Miele começou como “quebra galho” e foi um “faz tudo” no show business
Luiz Carlos Miele (1938-2015) deixou um livro de memórias, "Poeira de Estrelas" (Ediouro), publicado em 2004. É um apanhado de histórias e causos divertidos, que dão uma boa ideia de sua trajetória artística – fez praticamente de tudo em sua carreira como produtor de shows, ator, humorista e, não menos importante, boêmio.
"Este livro não contém nenhum mentira, mas as verdades foram melhoradas um bocado", avisa logo na primeira página, antes de começar a emendar uma história mais engraçada que a outra.
O livro é caótico, no bom sentido – um pouco como foi a sua carreira. Não obedece a nenhuma cronologia, nem está preocupado em explicar muito o contexto das situações que viveu.
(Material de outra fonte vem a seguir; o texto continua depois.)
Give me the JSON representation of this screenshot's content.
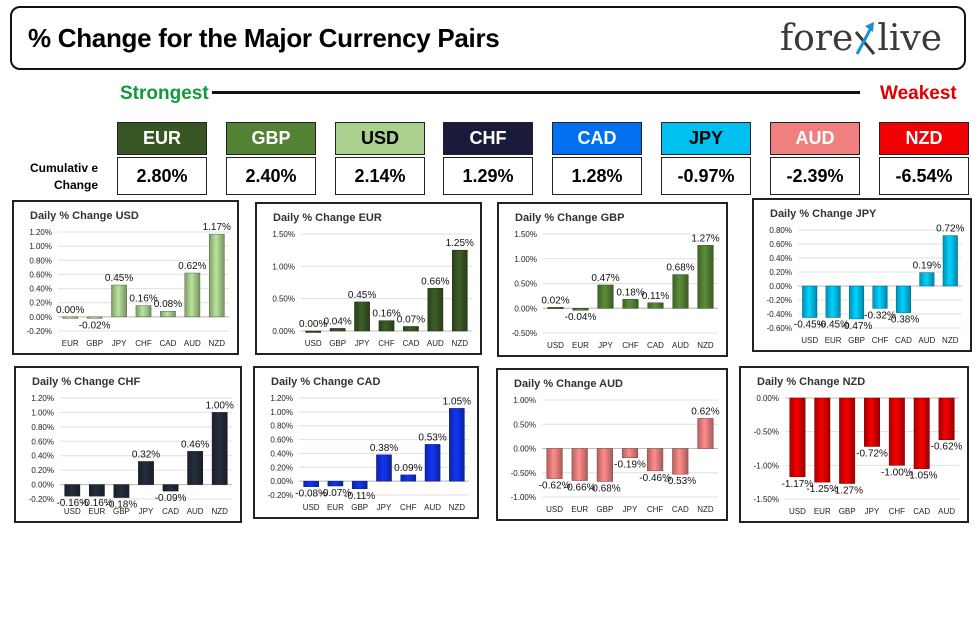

Em uma mesma página, ele conta histórias passadas em três décadas diferentes.
Filho de uma cantora e atriz de rádio, Regina Macedo, Miele começou a sua carreira ainda criança, na rádio Excelsior, em um programa intitulado "Meu filho, meu orgulho". Segundo o seu relato, o menino contratado para fazer o programa ficou muito nervoso e não conseguiu gravar.
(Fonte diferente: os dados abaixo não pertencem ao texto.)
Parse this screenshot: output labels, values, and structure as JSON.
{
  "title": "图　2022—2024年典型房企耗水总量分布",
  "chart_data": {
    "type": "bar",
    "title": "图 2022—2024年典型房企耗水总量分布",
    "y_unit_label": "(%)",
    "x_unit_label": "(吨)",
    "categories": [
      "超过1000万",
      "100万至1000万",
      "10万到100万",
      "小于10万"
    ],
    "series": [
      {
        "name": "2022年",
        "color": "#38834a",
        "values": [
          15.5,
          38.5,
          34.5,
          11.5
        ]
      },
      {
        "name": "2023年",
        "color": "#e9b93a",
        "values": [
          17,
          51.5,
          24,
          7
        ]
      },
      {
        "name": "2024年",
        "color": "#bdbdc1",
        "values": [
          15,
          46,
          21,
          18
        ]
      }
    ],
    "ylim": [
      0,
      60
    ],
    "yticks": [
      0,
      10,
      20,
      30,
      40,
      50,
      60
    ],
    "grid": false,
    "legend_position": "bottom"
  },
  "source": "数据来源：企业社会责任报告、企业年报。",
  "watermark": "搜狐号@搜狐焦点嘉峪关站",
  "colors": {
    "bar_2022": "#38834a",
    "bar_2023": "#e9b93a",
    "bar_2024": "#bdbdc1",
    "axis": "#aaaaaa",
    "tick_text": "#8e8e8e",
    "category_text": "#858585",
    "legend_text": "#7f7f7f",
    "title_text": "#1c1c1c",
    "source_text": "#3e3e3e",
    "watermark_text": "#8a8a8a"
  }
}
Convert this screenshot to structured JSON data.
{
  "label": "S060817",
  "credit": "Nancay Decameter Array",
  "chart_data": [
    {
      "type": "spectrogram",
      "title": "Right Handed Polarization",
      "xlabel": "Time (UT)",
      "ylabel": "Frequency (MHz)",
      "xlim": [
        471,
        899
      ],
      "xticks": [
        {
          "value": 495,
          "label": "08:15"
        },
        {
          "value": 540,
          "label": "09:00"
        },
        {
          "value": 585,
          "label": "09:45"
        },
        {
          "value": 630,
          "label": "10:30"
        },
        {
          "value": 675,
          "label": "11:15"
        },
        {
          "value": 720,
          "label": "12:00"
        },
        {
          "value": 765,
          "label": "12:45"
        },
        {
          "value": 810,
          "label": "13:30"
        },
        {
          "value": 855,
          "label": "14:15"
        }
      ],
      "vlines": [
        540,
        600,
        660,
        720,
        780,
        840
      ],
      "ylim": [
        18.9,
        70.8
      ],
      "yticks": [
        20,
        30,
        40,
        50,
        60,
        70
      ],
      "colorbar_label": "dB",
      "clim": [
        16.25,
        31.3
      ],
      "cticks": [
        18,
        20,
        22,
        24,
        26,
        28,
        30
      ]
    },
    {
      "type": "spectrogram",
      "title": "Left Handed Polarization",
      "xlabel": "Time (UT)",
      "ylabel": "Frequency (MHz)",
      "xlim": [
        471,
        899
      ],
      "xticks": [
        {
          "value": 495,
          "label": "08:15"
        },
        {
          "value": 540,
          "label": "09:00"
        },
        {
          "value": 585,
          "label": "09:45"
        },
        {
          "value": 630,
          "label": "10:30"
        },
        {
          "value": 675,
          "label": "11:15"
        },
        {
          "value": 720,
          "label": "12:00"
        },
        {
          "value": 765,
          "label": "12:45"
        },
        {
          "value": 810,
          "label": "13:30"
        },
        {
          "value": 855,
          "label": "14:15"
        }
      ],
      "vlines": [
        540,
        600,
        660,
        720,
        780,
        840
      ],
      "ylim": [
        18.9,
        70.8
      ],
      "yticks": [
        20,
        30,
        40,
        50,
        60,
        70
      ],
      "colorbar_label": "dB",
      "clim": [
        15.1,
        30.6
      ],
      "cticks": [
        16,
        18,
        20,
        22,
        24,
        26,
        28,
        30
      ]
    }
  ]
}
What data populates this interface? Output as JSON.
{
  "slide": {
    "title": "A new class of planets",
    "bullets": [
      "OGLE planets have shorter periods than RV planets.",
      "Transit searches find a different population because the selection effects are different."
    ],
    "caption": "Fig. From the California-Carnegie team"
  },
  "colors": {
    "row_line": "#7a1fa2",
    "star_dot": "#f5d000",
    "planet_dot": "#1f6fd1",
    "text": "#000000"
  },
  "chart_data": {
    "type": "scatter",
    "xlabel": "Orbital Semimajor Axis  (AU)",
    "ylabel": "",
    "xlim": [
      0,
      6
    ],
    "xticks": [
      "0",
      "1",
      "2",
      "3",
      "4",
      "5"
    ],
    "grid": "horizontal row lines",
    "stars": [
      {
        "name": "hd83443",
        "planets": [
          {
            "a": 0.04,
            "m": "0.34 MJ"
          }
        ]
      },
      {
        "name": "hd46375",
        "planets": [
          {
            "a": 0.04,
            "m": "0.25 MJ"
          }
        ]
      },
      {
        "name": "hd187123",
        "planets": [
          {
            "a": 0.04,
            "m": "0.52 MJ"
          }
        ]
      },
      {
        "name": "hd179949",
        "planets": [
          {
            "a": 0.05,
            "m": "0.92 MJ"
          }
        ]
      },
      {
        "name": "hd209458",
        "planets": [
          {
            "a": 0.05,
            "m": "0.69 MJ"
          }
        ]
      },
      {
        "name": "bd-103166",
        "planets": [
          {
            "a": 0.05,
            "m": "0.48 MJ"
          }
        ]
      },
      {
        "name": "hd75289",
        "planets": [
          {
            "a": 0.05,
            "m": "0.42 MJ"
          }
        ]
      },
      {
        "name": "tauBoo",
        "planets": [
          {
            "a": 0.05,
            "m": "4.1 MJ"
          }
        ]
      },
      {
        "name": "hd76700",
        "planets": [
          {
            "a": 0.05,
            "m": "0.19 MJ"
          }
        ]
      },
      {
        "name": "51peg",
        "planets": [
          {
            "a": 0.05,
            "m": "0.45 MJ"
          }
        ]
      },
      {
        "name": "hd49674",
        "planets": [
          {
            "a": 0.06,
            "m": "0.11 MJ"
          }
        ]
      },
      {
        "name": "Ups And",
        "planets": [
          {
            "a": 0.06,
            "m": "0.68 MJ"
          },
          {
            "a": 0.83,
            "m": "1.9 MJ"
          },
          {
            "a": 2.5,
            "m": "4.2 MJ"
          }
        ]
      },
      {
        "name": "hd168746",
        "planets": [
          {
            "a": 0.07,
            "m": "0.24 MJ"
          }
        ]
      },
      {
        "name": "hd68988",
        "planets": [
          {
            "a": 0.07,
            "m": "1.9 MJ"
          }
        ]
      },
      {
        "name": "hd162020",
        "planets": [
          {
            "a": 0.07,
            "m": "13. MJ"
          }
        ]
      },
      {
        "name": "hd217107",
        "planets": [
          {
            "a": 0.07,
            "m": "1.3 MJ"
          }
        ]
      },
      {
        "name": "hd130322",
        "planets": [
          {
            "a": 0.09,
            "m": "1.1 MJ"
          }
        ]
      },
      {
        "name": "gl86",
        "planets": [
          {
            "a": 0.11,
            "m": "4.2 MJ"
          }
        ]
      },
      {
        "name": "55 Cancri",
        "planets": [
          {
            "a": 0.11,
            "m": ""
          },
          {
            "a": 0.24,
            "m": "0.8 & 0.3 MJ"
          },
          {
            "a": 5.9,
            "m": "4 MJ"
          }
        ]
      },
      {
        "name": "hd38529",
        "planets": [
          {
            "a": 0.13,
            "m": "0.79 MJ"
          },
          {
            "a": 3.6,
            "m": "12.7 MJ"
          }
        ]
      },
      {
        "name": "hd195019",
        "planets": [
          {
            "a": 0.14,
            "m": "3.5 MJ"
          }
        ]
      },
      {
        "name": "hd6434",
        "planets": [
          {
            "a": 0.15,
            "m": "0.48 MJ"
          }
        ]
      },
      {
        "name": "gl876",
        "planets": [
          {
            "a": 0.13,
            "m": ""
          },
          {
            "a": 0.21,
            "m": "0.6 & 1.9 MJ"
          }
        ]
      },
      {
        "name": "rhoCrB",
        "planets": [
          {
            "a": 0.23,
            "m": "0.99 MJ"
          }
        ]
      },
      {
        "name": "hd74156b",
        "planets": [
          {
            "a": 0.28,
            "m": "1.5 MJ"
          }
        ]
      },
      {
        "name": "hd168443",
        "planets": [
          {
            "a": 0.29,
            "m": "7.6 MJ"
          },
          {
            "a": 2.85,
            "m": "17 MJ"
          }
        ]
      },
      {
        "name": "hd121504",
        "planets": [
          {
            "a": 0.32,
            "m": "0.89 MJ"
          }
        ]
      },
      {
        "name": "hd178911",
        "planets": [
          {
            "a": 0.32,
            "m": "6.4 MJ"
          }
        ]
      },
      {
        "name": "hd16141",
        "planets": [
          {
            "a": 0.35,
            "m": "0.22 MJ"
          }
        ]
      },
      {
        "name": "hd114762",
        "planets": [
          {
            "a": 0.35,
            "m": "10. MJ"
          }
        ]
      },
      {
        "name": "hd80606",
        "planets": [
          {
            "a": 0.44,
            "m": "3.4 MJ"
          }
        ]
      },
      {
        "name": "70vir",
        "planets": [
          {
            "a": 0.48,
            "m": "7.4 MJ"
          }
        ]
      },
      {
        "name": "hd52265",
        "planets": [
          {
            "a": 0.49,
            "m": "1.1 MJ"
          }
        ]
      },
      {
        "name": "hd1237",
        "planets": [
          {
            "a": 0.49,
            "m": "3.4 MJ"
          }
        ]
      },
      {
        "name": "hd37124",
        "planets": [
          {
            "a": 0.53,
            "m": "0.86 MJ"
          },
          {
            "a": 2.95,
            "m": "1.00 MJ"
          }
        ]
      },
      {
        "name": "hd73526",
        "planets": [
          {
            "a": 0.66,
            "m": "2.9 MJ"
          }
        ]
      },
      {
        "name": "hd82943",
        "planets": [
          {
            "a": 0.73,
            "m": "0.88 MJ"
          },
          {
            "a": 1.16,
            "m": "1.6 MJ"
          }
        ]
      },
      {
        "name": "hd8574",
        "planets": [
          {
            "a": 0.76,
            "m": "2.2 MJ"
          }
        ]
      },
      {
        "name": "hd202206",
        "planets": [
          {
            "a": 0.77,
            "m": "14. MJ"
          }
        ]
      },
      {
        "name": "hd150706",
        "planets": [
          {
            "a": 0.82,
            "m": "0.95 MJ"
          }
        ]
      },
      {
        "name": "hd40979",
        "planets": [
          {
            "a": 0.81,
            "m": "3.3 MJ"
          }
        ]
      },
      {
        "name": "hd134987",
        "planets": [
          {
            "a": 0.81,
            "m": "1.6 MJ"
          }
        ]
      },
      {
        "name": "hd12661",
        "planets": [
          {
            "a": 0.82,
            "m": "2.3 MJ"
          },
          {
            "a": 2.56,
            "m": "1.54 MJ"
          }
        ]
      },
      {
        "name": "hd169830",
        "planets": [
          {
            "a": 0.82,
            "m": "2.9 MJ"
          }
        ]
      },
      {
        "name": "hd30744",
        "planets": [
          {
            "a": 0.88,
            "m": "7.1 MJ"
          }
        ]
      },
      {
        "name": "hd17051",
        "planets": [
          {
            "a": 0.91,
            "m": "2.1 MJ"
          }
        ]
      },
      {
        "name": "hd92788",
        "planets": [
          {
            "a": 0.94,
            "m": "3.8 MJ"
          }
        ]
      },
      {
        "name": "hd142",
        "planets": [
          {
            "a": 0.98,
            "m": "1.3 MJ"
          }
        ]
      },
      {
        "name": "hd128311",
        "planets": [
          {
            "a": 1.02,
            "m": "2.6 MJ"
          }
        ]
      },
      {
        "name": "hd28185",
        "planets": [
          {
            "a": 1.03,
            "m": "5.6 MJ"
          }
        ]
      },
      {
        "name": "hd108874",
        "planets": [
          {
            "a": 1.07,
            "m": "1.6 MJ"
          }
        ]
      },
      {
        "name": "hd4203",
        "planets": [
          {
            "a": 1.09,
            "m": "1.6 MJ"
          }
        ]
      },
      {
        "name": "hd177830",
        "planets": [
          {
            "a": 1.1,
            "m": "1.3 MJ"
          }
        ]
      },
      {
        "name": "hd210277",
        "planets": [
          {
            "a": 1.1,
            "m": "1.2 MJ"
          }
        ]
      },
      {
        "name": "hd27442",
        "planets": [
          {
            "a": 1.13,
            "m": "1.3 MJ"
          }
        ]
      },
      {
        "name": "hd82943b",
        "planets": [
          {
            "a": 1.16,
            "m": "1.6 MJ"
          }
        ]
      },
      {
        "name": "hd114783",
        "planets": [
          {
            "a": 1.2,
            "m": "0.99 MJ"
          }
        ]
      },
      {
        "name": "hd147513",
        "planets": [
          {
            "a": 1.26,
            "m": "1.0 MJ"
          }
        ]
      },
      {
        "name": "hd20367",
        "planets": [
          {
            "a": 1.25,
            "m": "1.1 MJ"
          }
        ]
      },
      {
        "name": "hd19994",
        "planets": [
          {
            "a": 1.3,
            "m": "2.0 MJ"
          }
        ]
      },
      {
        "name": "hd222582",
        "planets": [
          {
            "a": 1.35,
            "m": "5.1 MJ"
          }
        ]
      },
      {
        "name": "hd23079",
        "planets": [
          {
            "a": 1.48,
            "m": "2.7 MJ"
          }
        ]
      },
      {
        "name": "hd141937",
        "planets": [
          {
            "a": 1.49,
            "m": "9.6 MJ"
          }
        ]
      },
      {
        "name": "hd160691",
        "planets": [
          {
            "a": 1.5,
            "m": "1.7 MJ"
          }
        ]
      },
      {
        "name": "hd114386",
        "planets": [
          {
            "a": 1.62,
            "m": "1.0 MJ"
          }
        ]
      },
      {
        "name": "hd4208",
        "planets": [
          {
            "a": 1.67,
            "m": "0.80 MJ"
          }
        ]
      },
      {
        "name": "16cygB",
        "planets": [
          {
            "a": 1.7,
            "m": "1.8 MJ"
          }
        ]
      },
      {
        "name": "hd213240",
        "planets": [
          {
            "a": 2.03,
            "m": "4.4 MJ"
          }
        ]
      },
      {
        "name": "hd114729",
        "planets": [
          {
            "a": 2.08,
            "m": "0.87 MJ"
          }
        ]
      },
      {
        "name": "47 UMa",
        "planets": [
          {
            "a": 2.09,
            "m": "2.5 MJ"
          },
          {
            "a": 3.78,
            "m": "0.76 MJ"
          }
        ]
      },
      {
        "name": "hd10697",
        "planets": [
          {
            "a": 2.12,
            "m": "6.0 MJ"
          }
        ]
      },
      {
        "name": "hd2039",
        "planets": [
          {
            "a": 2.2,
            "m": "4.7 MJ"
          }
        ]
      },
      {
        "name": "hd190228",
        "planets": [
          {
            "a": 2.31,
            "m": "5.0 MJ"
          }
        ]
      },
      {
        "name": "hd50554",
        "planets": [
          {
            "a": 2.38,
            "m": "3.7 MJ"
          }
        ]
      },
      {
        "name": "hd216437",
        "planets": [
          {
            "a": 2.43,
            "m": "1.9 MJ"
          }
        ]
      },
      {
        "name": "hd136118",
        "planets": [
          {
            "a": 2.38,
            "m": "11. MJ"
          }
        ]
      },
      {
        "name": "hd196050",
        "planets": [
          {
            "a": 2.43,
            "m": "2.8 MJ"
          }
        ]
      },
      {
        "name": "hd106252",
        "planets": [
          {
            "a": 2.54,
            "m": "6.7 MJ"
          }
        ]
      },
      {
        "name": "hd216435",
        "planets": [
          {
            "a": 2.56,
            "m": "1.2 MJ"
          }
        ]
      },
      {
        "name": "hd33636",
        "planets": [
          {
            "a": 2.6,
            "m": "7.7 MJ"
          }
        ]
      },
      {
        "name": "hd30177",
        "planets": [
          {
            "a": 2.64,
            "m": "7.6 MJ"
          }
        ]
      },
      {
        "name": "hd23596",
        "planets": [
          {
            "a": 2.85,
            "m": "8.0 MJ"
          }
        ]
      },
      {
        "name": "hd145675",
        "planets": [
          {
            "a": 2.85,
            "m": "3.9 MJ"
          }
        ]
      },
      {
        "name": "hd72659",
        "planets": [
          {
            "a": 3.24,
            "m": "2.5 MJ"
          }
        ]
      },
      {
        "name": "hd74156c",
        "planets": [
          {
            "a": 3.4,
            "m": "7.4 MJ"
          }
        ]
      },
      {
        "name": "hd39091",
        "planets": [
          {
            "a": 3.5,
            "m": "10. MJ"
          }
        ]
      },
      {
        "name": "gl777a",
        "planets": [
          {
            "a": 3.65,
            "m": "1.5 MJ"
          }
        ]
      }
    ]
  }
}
"Foi quando minha mãe, que havia recebido meus últimos boletins do colégio, que antecipavam que eu estava longe dos destinos dos médicos, advogados, economistas e presidentes da República, resolveu que era hora de eu tentar outra coisa". "Acho que meu filho pode quebrar esse galho", teria dito Regina, dando o pontapé inicial na carreira do filho.
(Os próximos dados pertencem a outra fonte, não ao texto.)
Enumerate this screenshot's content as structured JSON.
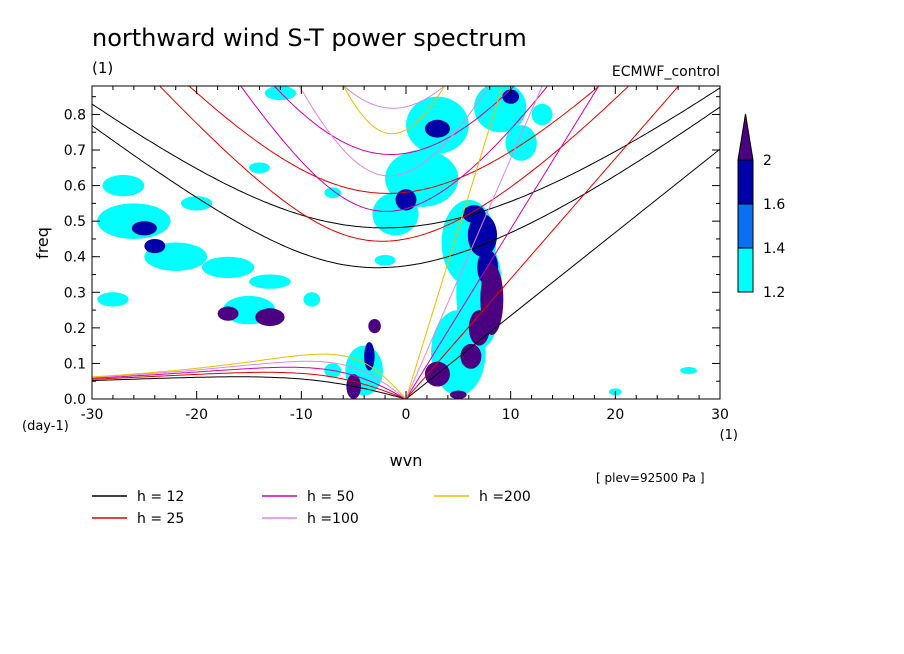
{
  "chart_data": {
    "type": "heatmap",
    "title": "northward wind S-T power spectrum",
    "subtitle_left": "(1)",
    "subtitle_right": "ECMWF_control",
    "xlabel": "wvn",
    "ylabel": "freq",
    "x_unit": "(1)",
    "y_unit": "(day-1)",
    "xlim": [
      -30,
      30
    ],
    "ylim": [
      0,
      0.88
    ],
    "x_ticks": [
      -30,
      -20,
      -10,
      0,
      10,
      20,
      30
    ],
    "x_tick_labels": [
      "-30",
      "-20",
      "-10",
      "0",
      "10",
      "20",
      "30"
    ],
    "y_ticks": [
      0,
      0.1,
      0.2,
      0.3,
      0.4,
      0.5,
      0.6,
      0.7,
      0.8
    ],
    "y_tick_labels": [
      "0.0",
      "0.1",
      "0.2",
      "0.3",
      "0.4",
      "0.5",
      "0.6",
      "0.7",
      "0.8"
    ],
    "level_note": "[ plev=92500 Pa ]",
    "colorbar": {
      "levels": [
        1.2,
        1.4,
        1.6,
        2
      ],
      "labels": [
        "1.2",
        "1.4",
        "1.6",
        "2"
      ],
      "colors": [
        "#00ffff",
        "#0a6ff0",
        "#0000a8",
        "#4b0082"
      ]
    },
    "dispersion_legend": [
      {
        "label": "h = 12",
        "h": 12,
        "color": "#000000"
      },
      {
        "label": "h = 25",
        "h": 25,
        "color": "#e00000"
      },
      {
        "label": "h = 50",
        "h": 50,
        "color": "#cc00aa"
      },
      {
        "label": "h =100",
        "h": 100,
        "color": "#dd88dd"
      },
      {
        "label": "h =200",
        "h": 200,
        "color": "#e6c000"
      }
    ],
    "contour_blobs": [
      {
        "x": 8.2,
        "y": 0.28,
        "rx": 1.1,
        "ry": 0.1,
        "level": 2
      },
      {
        "x": 7.0,
        "y": 0.2,
        "rx": 1.0,
        "ry": 0.05,
        "level": 2
      },
      {
        "x": 6.2,
        "y": 0.12,
        "rx": 1.0,
        "ry": 0.035,
        "level": 2
      },
      {
        "x": 3.0,
        "y": 0.07,
        "rx": 1.2,
        "ry": 0.035,
        "level": 2
      },
      {
        "x": 5.0,
        "y": 0.012,
        "rx": 0.8,
        "ry": 0.012,
        "level": 2
      },
      {
        "x": -5.0,
        "y": 0.035,
        "rx": 0.7,
        "ry": 0.035,
        "level": 2
      },
      {
        "x": -3.0,
        "y": 0.205,
        "rx": 0.6,
        "ry": 0.02,
        "level": 2
      },
      {
        "x": -17.0,
        "y": 0.24,
        "rx": 1.0,
        "ry": 0.02,
        "level": 2
      },
      {
        "x": -13.0,
        "y": 0.23,
        "rx": 1.4,
        "ry": 0.025,
        "level": 2
      },
      {
        "x": 7.3,
        "y": 0.46,
        "rx": 1.4,
        "ry": 0.06,
        "level": 1.6
      },
      {
        "x": 7.8,
        "y": 0.37,
        "rx": 1.0,
        "ry": 0.05,
        "level": 1.6
      },
      {
        "x": 6.5,
        "y": 0.52,
        "rx": 1.1,
        "ry": 0.025,
        "level": 1.6
      },
      {
        "x": 0.0,
        "y": 0.56,
        "rx": 1.0,
        "ry": 0.03,
        "level": 1.6
      },
      {
        "x": 3.0,
        "y": 0.76,
        "rx": 1.2,
        "ry": 0.025,
        "level": 1.6
      },
      {
        "x": 10.0,
        "y": 0.85,
        "rx": 0.8,
        "ry": 0.02,
        "level": 1.6
      },
      {
        "x": -25.0,
        "y": 0.48,
        "rx": 1.2,
        "ry": 0.02,
        "level": 1.6
      },
      {
        "x": -24.0,
        "y": 0.43,
        "rx": 1.0,
        "ry": 0.02,
        "level": 1.6
      },
      {
        "x": -3.5,
        "y": 0.12,
        "rx": 0.5,
        "ry": 0.04,
        "level": 1.6
      },
      {
        "x": 6.0,
        "y": 0.44,
        "rx": 2.6,
        "ry": 0.12,
        "level": 1.2
      },
      {
        "x": 7.0,
        "y": 0.3,
        "rx": 2.2,
        "ry": 0.16,
        "level": 1.2
      },
      {
        "x": 5.0,
        "y": 0.13,
        "rx": 2.6,
        "ry": 0.12,
        "level": 1.2
      },
      {
        "x": 1.5,
        "y": 0.62,
        "rx": 3.5,
        "ry": 0.08,
        "level": 1.2
      },
      {
        "x": 3.0,
        "y": 0.77,
        "rx": 3.0,
        "ry": 0.08,
        "level": 1.2
      },
      {
        "x": 9.0,
        "y": 0.82,
        "rx": 2.5,
        "ry": 0.07,
        "level": 1.2
      },
      {
        "x": -1.0,
        "y": 0.52,
        "rx": 2.2,
        "ry": 0.06,
        "level": 1.2
      },
      {
        "x": -26.0,
        "y": 0.5,
        "rx": 3.5,
        "ry": 0.05,
        "level": 1.2
      },
      {
        "x": -22.0,
        "y": 0.4,
        "rx": 3.0,
        "ry": 0.04,
        "level": 1.2
      },
      {
        "x": -17.0,
        "y": 0.37,
        "rx": 2.5,
        "ry": 0.03,
        "level": 1.2
      },
      {
        "x": -27.0,
        "y": 0.6,
        "rx": 2.0,
        "ry": 0.03,
        "level": 1.2
      },
      {
        "x": -15.0,
        "y": 0.25,
        "rx": 2.5,
        "ry": 0.04,
        "level": 1.2
      },
      {
        "x": -28.0,
        "y": 0.28,
        "rx": 1.5,
        "ry": 0.02,
        "level": 1.2
      },
      {
        "x": -13.0,
        "y": 0.33,
        "rx": 2.0,
        "ry": 0.02,
        "level": 1.2
      },
      {
        "x": -4.0,
        "y": 0.08,
        "rx": 1.8,
        "ry": 0.07,
        "level": 1.2
      },
      {
        "x": -14.0,
        "y": 0.65,
        "rx": 1.0,
        "ry": 0.015,
        "level": 1.2
      },
      {
        "x": -20.0,
        "y": 0.55,
        "rx": 1.5,
        "ry": 0.02,
        "level": 1.2
      },
      {
        "x": -2.0,
        "y": 0.39,
        "rx": 1.0,
        "ry": 0.015,
        "level": 1.2
      },
      {
        "x": 11.0,
        "y": 0.72,
        "rx": 1.5,
        "ry": 0.05,
        "level": 1.2
      },
      {
        "x": 13.0,
        "y": 0.8,
        "rx": 1.0,
        "ry": 0.03,
        "level": 1.2
      },
      {
        "x": -12.0,
        "y": 0.86,
        "rx": 1.5,
        "ry": 0.02,
        "level": 1.2
      },
      {
        "x": -7.0,
        "y": 0.58,
        "rx": 0.8,
        "ry": 0.015,
        "level": 1.2
      },
      {
        "x": 27.0,
        "y": 0.08,
        "rx": 0.8,
        "ry": 0.01,
        "level": 1.2
      },
      {
        "x": 20.0,
        "y": 0.02,
        "rx": 0.6,
        "ry": 0.01,
        "level": 1.2
      },
      {
        "x": -7.0,
        "y": 0.08,
        "rx": 0.8,
        "ry": 0.02,
        "level": 1.2
      },
      {
        "x": -9.0,
        "y": 0.28,
        "rx": 0.8,
        "ry": 0.02,
        "level": 1.2
      }
    ]
  }
}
Miele conheceu ou foi amigo de todo mundo que importa no Rio e em São Paulo, a partir dos anos 60, da televisão, do Cinema Novo, da Bossa Nova e muito mais – de Vinicius de Moraes a Hebe Camargo, de Daniel Filho a Roberto Carlos.
Paquerou, ou foi paquerado, por Liza Minnelli, entrevistou Gene Kelly, foi "chapa" de Stevie Wonder… Fez tudo no show business.
Em parceria com Ronaldo Bôscoli (1928-1994), produziu centenas de shows – os mais importantes deles os de Elis Regina (1945-1982): "Foi a única artista com cujo talento não me acostumei", diz no livro.
Miele fala pouco de seus trabalhos na televisão. "Quebrou um galho", como diria a sua mãe, nas mais variadas produções – desde contracenar com Topo Gigio em "Mister Show" (1970), até apresentar festivais de música ("MPB 80"), passando pelos principais humorísticos da Globo, como "Faça Humor, Não Faça Guerra" (1970), "Satiricom" (1973) e "Planeta dos Homens" (1976).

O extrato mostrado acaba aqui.